La carte des sites des Alpes françaises 2030 est (enfin) là ! Le bureau exécutif du COJOP l’a validée vendredi. Quatre pôles sont identifiés : Lyon (épreuves de glace), le Briançonnais (Montgenèvre et La Salle les Alpes), la Haute-Savoie (La Clusaz et le Grand Bornand), ainsi que la Savoie (la Plagne, Courchevel et Val d’Isère). Les négociations avec les Pays-Bas sont allées dans le bon sens et c’est donc Heerenveen qui figure sur la carte pour le patinage de vitesse, plutôt que Turin.

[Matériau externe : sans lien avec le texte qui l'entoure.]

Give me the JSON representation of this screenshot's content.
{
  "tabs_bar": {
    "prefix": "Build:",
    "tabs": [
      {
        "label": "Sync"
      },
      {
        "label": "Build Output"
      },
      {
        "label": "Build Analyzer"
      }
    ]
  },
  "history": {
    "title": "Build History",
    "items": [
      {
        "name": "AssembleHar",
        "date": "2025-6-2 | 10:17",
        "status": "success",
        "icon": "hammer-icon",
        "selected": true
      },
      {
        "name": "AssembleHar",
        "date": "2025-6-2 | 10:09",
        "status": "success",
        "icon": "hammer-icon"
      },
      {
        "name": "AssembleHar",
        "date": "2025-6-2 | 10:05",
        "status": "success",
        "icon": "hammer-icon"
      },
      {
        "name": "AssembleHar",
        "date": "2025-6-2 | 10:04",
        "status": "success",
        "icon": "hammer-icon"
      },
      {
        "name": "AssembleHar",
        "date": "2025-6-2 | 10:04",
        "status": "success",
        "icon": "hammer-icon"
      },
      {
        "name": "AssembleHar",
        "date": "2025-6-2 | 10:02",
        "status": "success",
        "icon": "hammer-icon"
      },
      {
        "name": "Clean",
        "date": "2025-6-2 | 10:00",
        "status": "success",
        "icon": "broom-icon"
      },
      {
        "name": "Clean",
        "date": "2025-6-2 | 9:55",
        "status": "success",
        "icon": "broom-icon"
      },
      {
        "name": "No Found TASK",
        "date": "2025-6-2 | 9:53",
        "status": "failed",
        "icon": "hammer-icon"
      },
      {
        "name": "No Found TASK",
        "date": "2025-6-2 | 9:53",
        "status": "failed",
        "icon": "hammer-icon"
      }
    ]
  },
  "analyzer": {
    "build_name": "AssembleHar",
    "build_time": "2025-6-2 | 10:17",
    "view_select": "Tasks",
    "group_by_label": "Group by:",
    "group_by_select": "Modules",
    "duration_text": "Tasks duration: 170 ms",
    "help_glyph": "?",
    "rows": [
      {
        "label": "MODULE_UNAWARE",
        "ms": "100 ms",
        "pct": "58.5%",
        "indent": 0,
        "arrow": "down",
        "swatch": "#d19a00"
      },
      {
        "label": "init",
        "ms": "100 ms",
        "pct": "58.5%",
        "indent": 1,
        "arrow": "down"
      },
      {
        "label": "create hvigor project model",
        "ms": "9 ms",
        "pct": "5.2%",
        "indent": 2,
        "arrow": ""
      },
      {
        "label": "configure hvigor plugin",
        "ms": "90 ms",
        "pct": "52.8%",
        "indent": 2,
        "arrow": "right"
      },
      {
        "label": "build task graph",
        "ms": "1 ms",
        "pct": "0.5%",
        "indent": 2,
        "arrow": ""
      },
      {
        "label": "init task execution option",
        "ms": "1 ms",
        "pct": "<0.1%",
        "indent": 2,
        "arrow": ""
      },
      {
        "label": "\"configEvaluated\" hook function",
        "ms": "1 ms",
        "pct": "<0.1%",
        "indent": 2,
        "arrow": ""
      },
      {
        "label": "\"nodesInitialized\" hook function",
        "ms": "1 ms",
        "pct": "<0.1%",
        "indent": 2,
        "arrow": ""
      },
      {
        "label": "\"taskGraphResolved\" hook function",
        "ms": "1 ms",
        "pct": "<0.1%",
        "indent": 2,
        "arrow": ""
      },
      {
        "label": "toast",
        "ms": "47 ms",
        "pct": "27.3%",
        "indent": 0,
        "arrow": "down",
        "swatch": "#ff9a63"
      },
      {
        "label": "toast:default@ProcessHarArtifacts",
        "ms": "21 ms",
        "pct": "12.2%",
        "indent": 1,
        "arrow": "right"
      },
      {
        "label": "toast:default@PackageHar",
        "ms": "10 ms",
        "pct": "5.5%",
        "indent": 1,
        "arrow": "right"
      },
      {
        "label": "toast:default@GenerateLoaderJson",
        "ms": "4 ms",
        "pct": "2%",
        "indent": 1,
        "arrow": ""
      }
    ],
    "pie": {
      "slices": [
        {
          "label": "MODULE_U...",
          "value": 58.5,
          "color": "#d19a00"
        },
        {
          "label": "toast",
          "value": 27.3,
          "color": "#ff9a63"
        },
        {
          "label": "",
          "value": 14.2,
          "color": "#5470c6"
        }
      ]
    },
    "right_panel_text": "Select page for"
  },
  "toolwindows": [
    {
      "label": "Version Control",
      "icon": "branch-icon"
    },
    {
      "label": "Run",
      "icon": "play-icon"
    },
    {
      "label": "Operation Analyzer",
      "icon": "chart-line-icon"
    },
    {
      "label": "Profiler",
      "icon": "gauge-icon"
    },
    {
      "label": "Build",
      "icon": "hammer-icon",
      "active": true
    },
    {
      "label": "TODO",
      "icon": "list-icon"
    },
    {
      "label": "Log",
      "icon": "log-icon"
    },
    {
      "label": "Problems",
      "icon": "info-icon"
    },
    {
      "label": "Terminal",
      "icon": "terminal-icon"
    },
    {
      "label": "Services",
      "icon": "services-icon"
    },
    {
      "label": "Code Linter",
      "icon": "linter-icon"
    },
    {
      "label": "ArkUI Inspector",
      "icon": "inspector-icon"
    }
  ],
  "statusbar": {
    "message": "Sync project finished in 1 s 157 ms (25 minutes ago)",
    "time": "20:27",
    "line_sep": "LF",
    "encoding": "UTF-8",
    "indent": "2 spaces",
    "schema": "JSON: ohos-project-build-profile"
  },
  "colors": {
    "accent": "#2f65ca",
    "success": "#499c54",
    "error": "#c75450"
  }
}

On retiendra notamment que Val d’Isère est bien là, comme le souhaitait Edgar Grospiron, qui n’a cessé de répéter qu’on ne pouvait pas organiser des Jeux d’hiver en France sans elle. Les épreuves de slalom et de géant y auront lieu, tandis que Courchevel hérite du Super-G et de la descente. Pas de Méribel, donc, même si le COJOP a tenu à saluer l’engagement de l’ensemble des collectivités : « Si le scénario retenu privilégie aujourd’hui Val d’Isère, Méribel demeure un partenaire important du projet Alpes 2030. Le COJOP poursuivra ses échanges avec la station afin d’identifier les opportunités de valorisation et d’engagement qui pourraient s’inscrire dans la dynamique des Jeux. »
Cette carte sera soumise à l’approbation de la commission exécutive du CIO ce lundi. Les épreuves des Jeux paralympiques seront quant à elles réparties entre trois pôles : le para hockey sur glace et le curling fauteuil à Lyon ; le para biathlon et le para ski de fond à La Clusaz ; le para ski alpin et le para snowboard à Courchevel. Comme pressenti, La Clusaz est ainsi préférée au Grand-Bornand, pour des questions d’enneigement.